Types of Deferred Giving

Simple Bequests – Leaving Money Through Your Will or Trust

A bequest is made through your will or living trust. It is simple to establish and revocable. Donors who leave a bequest to a charity can take an estate tax deduction of 100 percent of the gift value. Your bequest can be stated as a set amount either of cash, securities, or other assets, or the "residue" or a "percentage of the residue" of your estate. The bequest can also be contingent. Sample bequest language can be found here.

Charitable Remainder Trusts

A donor may transfer assets to charitable remainder trust ("CRT") that provides a specified percent distribution to
one or more (income) beneficiaries for life or a term of years with remainder interest paid to charity. Basically, a CRT allows you to set aside a large amount of money now and be assured that (A) you'll be paid a certain amount of money for the rest of your life and (B) the nonprofit you designate will be given all the money that is left when you pass away.

Two kinds of CRTs are:

CRUT: A charitable remainder unitrust requires that the trust assets be revalued annually, typically changing the value of the unitrust payment, and allows for donors to make additional gifts to the trust.

CRAT: A charitable remainder annuity trust does not provide for donors to make additional gifts to the trust and CRAT assets are not revalued annually, and income beneficiaries receive the original cash amount.

Charitable Lead Trusts

A donor may transfer assets to a charitable lead trust for a lifetime or term of years after which the remaining assets are distributed to the donor or other persons.

Life Insurance/IRA Beneficiaries

In larger estates, the retirement fund assets distributed to family members may be "double taxed" — first subject to the donor's estate tax, then to income tax on the beneficiaries. IRA accounts listing the Community Foundation or your "fund" at the Community Foundation as the beneficiary are free of estate and income taxes.

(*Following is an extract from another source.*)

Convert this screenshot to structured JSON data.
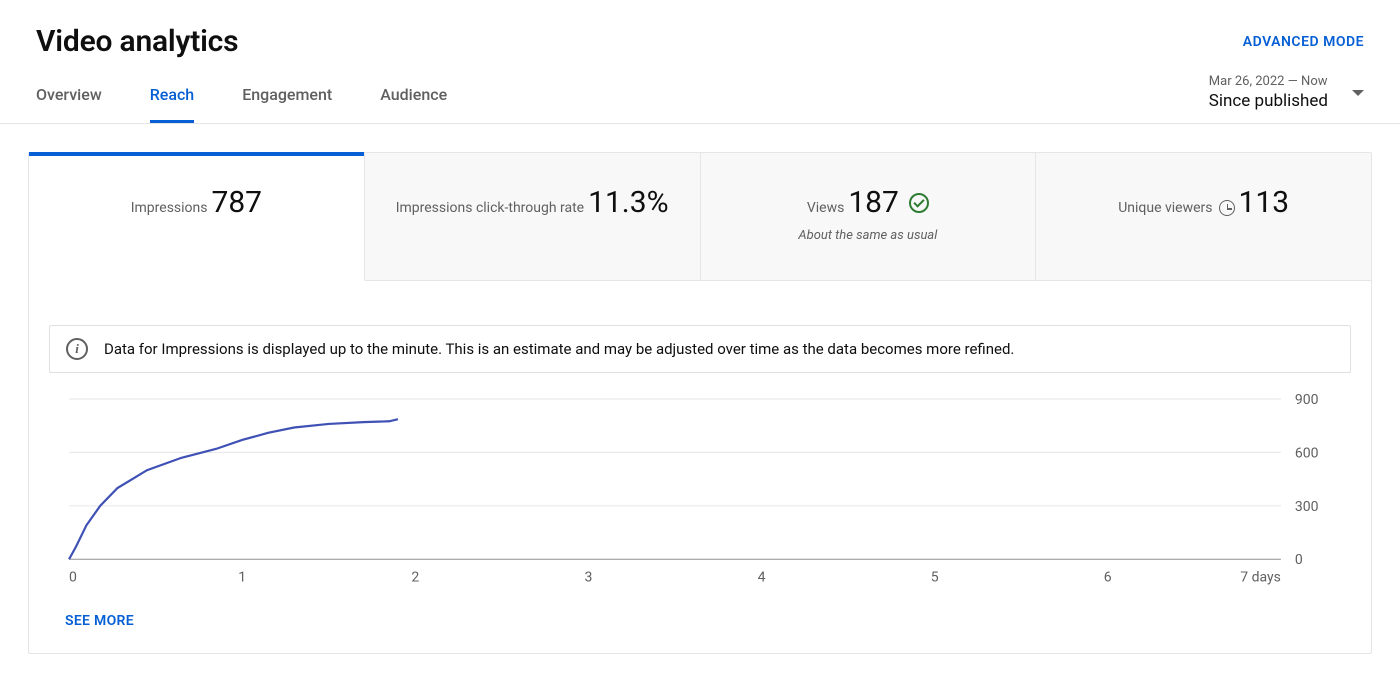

Not only can the Community Foundation or your "fund" at the Foundation be named as the beneficiary of a life insurance policy, but you can transfer the policy irrevocably to the Foundation and claim an income tax deduction for the policy's cost basis or the cash surrender value, whichever is less. Any subsequent premium payments will be income-tax deductible.

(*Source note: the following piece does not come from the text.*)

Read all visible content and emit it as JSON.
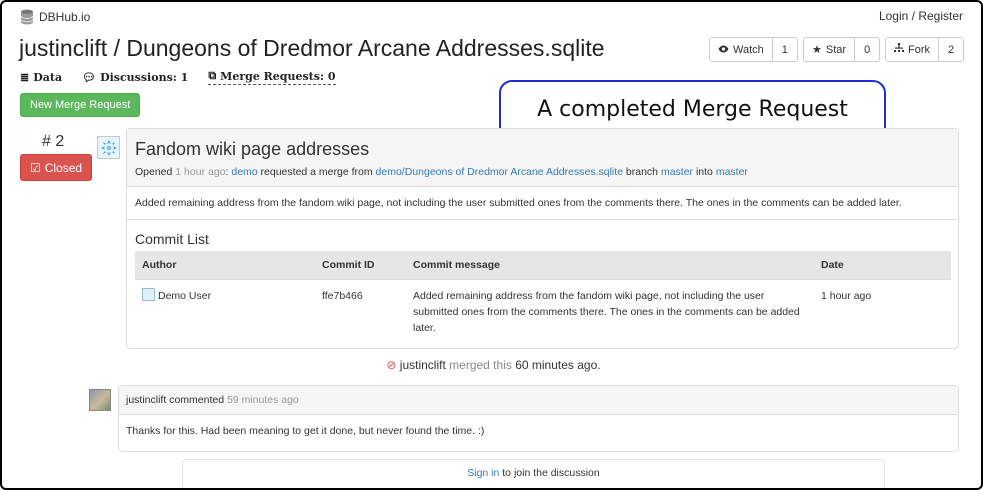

What are "deferred giving options"? They are simply tools you can use as part of your estate planning to give money to charity when you pass away. We are happy to assist you and your professional advisors (attorneys, financial advisors, CPAs) in planning the best deferred giving options for you. 


At the time you set up the deferred gift, we will help you establish a "charitable fund" at the Foundation that will accept and hold your future gift. Learn about the different types of "funds" that you can set up the at the Community Foundation. You can set up a "fund" now and then put money into it through your deferred gift.